Circolare di una dirigente scolastica dopo gli attentati terroristici di Parigi

Cari studenti, gentili genitori, stimati docenti e componenti del personale ATA,

desidero condividere con voi alcune riflessioni e considerazioni in merito ai recenti avvenimenti di Parigi.

La strage di tante persone colpite senza pietà da terroristi accecati dall’odio e da una ideologia empia ci insegna, una volta di più, che come esseri umani ancora non abbiamo imparato l’arte di vivere, la sapienza dell’incontro e della convivenza, il rispetto della diversità, il valore assoluto della vita, della giustizia e della pace.

Ancora una volta le strade del mondo, un mondo in questo caso assai vicino a noi, si sono riempite di sangue, di dolore e di pianto.

Sarebbe molto lungo e complesso discutere sulle ragioni storiche, politiche ed esistenziali, per cui tutto questo è accaduto.

Non possiamo però in alcun modo accettare le affermazioni di chi utilizza questa tragedia per alimentare la paura, la costruzione di muri, l’odio nei confronti dello straniero, il razzismo, lo scontro religioso e culturale.

E come dobbiamo chiedere a tutti, e in particolare al mondo islamico, di evitare qualsiasi ambiguità e di condannare nel modo più assoluto questa barbarie, senza “se” e senza “ma”, così dobbiamo ricordare a noi stessi che non potrà mai esserci pace senza giustizia, e che la libertà e la dignità che pretendiamo per noi stessi devono essere riconosciuti a tutti i popoli del mondo.

A noi, che siamo la Scuola, è richiesto di costruire l’unica società possibile, quella della CONVIVENZA, perché non esiste alternativa a vivere insieme, anche se questo a volte può essere molto difficile.

La civiltà della CONVIVENZA si basa su alcuni valori imprescindibili, che trovano fondamento nella Costituzione, valori che noi oggi vogliamo ribadire, come atto di RESISTENZA ETICA nei confronti della violenza e dell’ignoranza:

  • Noi crediamo che tutte le donne e gli uomini abbiamo la stessa DIGNITA’, senza alcuna distinzione.
  • Noi crediamo che tutte le donne e gli uomini siano liberi e abbiano il diritto di esercitare la loro LIBERTA’, senza imporre le loro idee e il loro modo di vivere, e senza nuocere agli altri.
  • Noi crediamo nella PACE che nasce dalla GIUSTIZIA, e ripudiamo la guerra.
  • Noi crediamo che ogni DIVERSITA’ sia una ricchezza, e vogliamo costruire un mondo APERTO E PLURALE.
  • Noi crediamo che ogni RELIGIONE sia libera e degna di rispetto, purché garantisca i diritti fondamentali delle persone.
  • Noi crediamo nella CULTURA, nella BELLEZZA, nell’ARTE, nella LETTERATURA, nella MUSICA, nella SCIENZA, come strumenti di civiltà e di liberazione per gli uomini.

Concludo con le parole che Liliana Segre, sopravvissuta ad Auschwitz, ha rilasciato oggi in un’intervista al Corriere della Sera, a chi le chiedeva quale messaggio tenta di comunicare agli studenti: “Che di fronte a simili tragedie occorre trovare la forza di andare avanti partendo prima di tutto da se stessi.
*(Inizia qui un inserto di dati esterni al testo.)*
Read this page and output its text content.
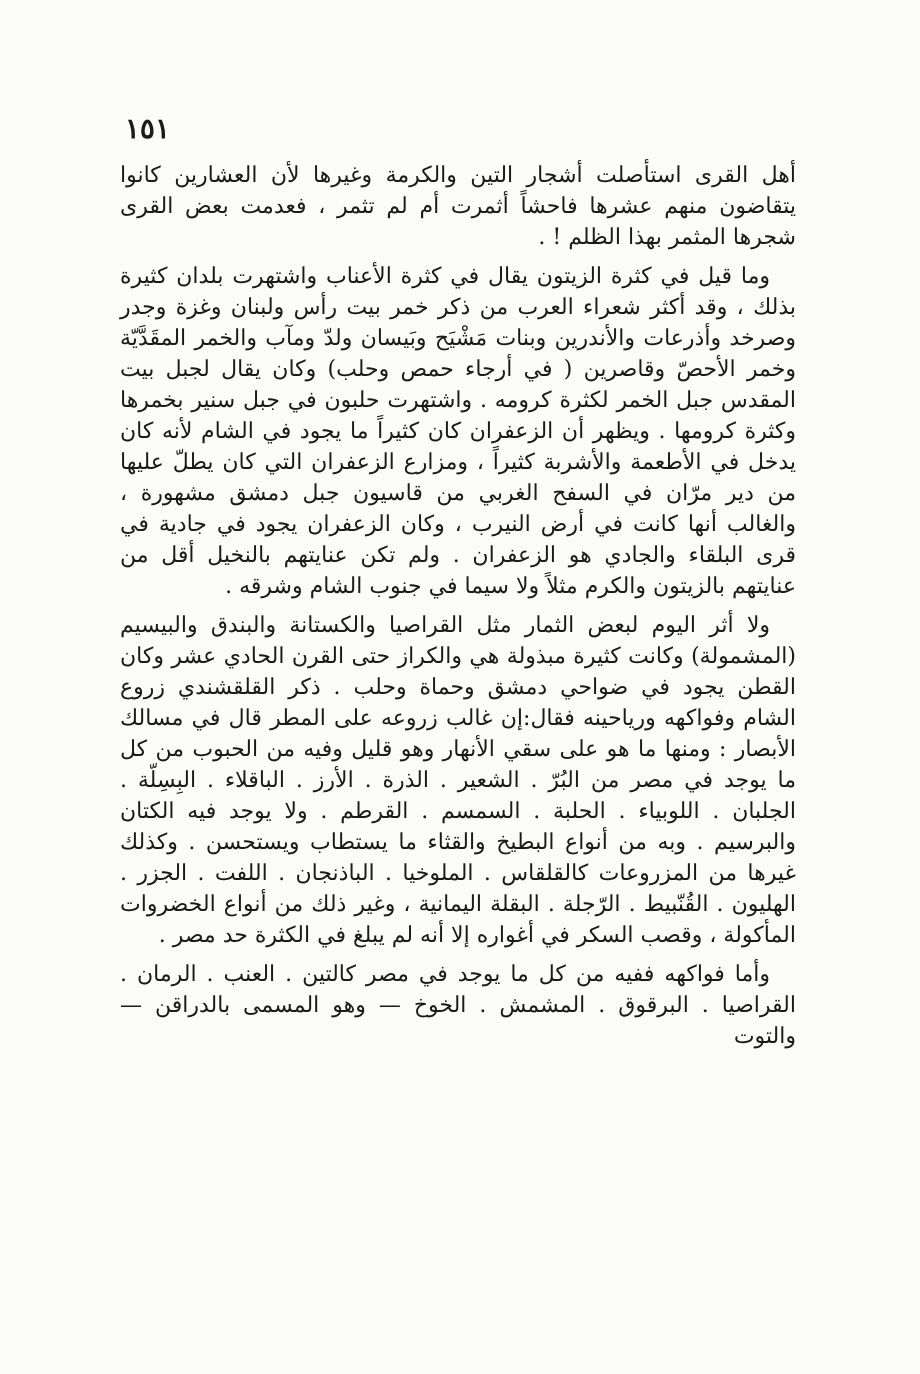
١٥١

أهل القرى استأصلت أشجار التين والكرمة وغيرها لأن العشارين كانوا يتقاضون منهم عشرها فاحشاً أثمرت أم لم تثمر ، فعدمت بعض القرى شجرها المثمر بهذا الظلم ! .

وما قيل في كثرة الزيتون يقال في كثرة الأعناب واشتهرت بلدان كثيرة بذلك ، وقد أكثر شعراء العرب من ذكر خمر بيت رأس ولبنان وغزة وجدر وصرخد وأذرعات والأندرين وبنات مَشْيَح وبَيسان ولدّ ومآب والخمر المقَدَّيّة وخمر الأحصّ وقاصرين ( في أرجاء حمص وحلب) وكان يقال لجبل بيت المقدس جبل الخمر لكثرة كرومه . واشتهرت حلبون في جبل سنير بخمرها وكثرة كرومها . ويظهر أن الزعفران كان كثيراً ما يجود في الشام لأنه كان يدخل في الأطعمة والأشربة كثيراً ، ومزارع الزعفران التي كان يطلّ عليها من دير مرّان في السفح الغربي من قاسيون جبل دمشق مشهورة ، والغالب أنها كانت في أرض النيرب ، وكان الزعفران يجود في جادية في قرى البلقاء والجادي هو الزعفران . ولم تكن عنايتهم بالنخيل أقل من عنايتهم بالزيتون والكرم مثلاً ولا سيما في جنوب الشام وشرقه .

ولا أثر اليوم لبعض الثمار مثل القراصيا والكستانة والبندق والبيسيم (المشمولة) وكانت كثيرة مبذولة هي والكراز حتى القرن الحادي عشر وكان القطن يجود في ضواحي دمشق وحماة وحلب . ذكر القلقشندي زروع الشام وفواكهه ورياحينه فقال:إن غالب زروعه على المطر قال في مسالك الأبصار : ومنها ما هو على سقي الأنهار وهو قليل وفيه من الحبوب من كل ما يوجد في مصر من البُرّ . الشعير . الذرة . الأرز . الباقلاء . البِسِلّة . الجلبان . اللوبياء . الحلبة . السمسم . القرطم . ولا يوجد فيه الكتان والبرسيم . وبه من أنواع البطيخ والقثاء ما يستطاب ويستحسن . وكذلك غيرها من المزروعات كالقلقاس . الملوخيا . الباذنجان . اللفت . الجزر . الهليون . القُنّبيط . الرّجلة . البقلة اليمانية ، وغير ذلك من أنواع الخضروات المأكولة ، وقصب السكر في أغواره إلا أنه لم يبلغ في الكثرة حد مصر .

وأما فواكهه ففيه من كل ما يوجد في مصر كالتين . العنب . الرمان . القراصيا . البرقوق . المشمش . الخوخ — وهو المسمى بالدراقن — والتوت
E che non bisogna mai girare la faccia dall’altra parte, come capitò a noi ebrei mentre venivamo deportati. Subito dopo raccomando di non odiare mai. Perché l’odio genera altro odio”.

Ai docenti è l’invito a suscitare nelle classi momenti di riflessione su questi temi.

A tutti noi l’augurio di imparare a non coltivare mai l’odio e la vendetta, e a costruire ponti di pace.